Um dos pontos que ergue minha hipótese é a organicidade interrompida do percurso que, por um lado comanda a ascensão da encenação no espaço e, por outro lado, se dá como um disco arranhado com idas e vindas, entradas e saídas de determinados lugares, como em uma sala no pátio inferior, ou entre as escadas e a sala da revelação de Smierdiakóv. Acredito que o público-observador teria ainda mais proveito de tais interrupções se não estivesse sendo conduzido nesses momentos pela fala incisiva da diretora, e pudesse lidar com a situação dentro do imprevisto que tais cenas demandam, como ter que se afastar ou se aproximar dos atores num manejo com o que acontece no presente.

Nos termos de partituras como revelações psíquicas, ou de uma estética que privilegia o desnudamento dos atores, é possível observar que mesmo na situação de coro, o que se vê é uma sutil mostragem de multidão, na medida em que os atores trabalham composições individuais mínimas, quase invisíveis. A ideia de multidão em contraponto com a de massa, a meu ver, colabora para uma perspectiva política das manifestações de conjunto que o espetáculo formaliza.

Esse é um traço não menos importante de uma dramaticidade que potencializa partituras-mestras como exibição de sentimentos interiores notadas com precisão na realização do Dimitri Karamázov de Pedro Wilson que aparece como um Cristo avessado, selvagem e digno de nossa compaixão, ou da racionalidade do Mikhain Rakhitin de Nelson Marra e a clareza da individuação da Gruchenka de Marcela Rebel, que nos faz ver as razões do comportamento histérico da Catierina Ivanovna de Helena Panno. O que nos é oferecido por Amanda Brambilla com sua Lisa, apaixonada por Aliosha, é como um desejo eruptivo de se deslocar em meio a uma impossibilidade. Stefania Ottoni realiza a materialização da histeria sem excessos convencionais, assim como o que Paloma Carpi faz com o sexo em sua Fiênia, numa transposição do que está em jogo em todo um regime que vê punitivamente a luxúria de sua patroa, a prostituta Gruchenka.

A intermitência entre percurso e interrupção é favorecida ainda pela cena fantasmática e claustrofóbica em que se apresentam as ex-mulheres mortas do patriarca Fiódor Karamázov.

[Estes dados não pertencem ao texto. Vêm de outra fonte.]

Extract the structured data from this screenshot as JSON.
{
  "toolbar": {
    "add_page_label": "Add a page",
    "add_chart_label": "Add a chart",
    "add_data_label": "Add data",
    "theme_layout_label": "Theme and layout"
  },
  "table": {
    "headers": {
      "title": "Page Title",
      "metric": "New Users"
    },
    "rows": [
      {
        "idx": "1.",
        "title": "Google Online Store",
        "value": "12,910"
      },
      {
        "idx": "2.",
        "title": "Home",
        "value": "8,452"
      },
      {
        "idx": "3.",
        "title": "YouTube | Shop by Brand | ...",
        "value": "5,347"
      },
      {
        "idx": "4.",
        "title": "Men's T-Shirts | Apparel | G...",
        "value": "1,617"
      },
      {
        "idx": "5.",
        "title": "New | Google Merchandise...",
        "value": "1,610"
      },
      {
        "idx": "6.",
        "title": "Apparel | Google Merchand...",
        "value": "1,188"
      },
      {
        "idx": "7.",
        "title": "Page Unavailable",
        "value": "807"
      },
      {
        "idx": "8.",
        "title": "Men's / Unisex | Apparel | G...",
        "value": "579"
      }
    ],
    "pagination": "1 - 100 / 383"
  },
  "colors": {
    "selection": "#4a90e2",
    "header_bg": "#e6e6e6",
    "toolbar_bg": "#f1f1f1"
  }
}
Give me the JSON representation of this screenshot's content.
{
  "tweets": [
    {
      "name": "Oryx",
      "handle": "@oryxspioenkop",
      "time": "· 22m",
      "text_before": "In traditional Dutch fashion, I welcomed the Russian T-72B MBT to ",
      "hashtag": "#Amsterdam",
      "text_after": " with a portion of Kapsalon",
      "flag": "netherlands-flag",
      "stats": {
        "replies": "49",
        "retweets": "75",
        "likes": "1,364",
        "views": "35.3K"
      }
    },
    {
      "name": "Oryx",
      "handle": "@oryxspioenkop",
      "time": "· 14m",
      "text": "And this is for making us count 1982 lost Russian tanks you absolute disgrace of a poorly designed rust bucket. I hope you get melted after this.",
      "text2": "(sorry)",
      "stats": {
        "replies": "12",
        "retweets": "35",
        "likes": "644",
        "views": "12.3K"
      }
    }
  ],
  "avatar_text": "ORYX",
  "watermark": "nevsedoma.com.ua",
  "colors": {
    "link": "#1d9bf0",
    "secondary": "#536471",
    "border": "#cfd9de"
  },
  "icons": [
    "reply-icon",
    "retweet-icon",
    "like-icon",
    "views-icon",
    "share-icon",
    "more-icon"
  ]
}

De algum modo, a ideia do fantasma se desenvolve no espetáculo, quase como algo impregnado e que cria uma ambiência ao tema de seu assassinato. Este ambiente se insere na imagem redentora do Cristo materializada no conflito do Aliosha de João Rafael Schuler e na semelhança selvagem, mas ainda mais contida da corporalidade do Fiódor de Gustavo Yamada que rosna em silêncio, quase ele mesmo como um ícone religioso, revelando os profundos laços que ligam os personagens do pai e dos filhos (respectivamente Dimitri e Aliosha) construídos por Dostoiévski. O fantasma também se materializa nos corpos estendidos em cruz no chão, assim como no horizonte que se abre pela projeção do quadro da Santa Ceia sobre os atores. Ao mesmo tempo em que se descortina um ao longe, este é o momento escolhido para anteceder a notícia do assassinato de Fiódor (ele mesmo em vida é a razão do calvário de todos), que pode ser vista de um ângulo problemático, com uma visão de cima, meio truncada, que requer um esforço do observador. A fragilidade que aparece aqui não está na difusão de ângulos de visão problemáticos, mas em sua constituição pouco audível que parece não dar conta do fato como forte elemento da dramaturgia em questão no espetáculo.

A vida como calvário (síntese da imagem dramática) aparece belamente transposta na cena de tensão imóvel de toda a família do Capitão Snieguirióv com atuações precisas e imagéticas de Hélio Souto Jr, Julia Tavares, Andressa Petry, Beatriz Pedroso e Caroline de Assis. Como um conjunto escultórico, os atores proporcionam a consciência do tempo em curso na cena e assim, o modo como fruímos as obras.

Foto: Carlos Biar.

Acredito que tal sensação seja possível pela precisão, pelo entendimento da relação dramática pautada pela concepção de partitura psíquica que não deixa espaços para pieguismos.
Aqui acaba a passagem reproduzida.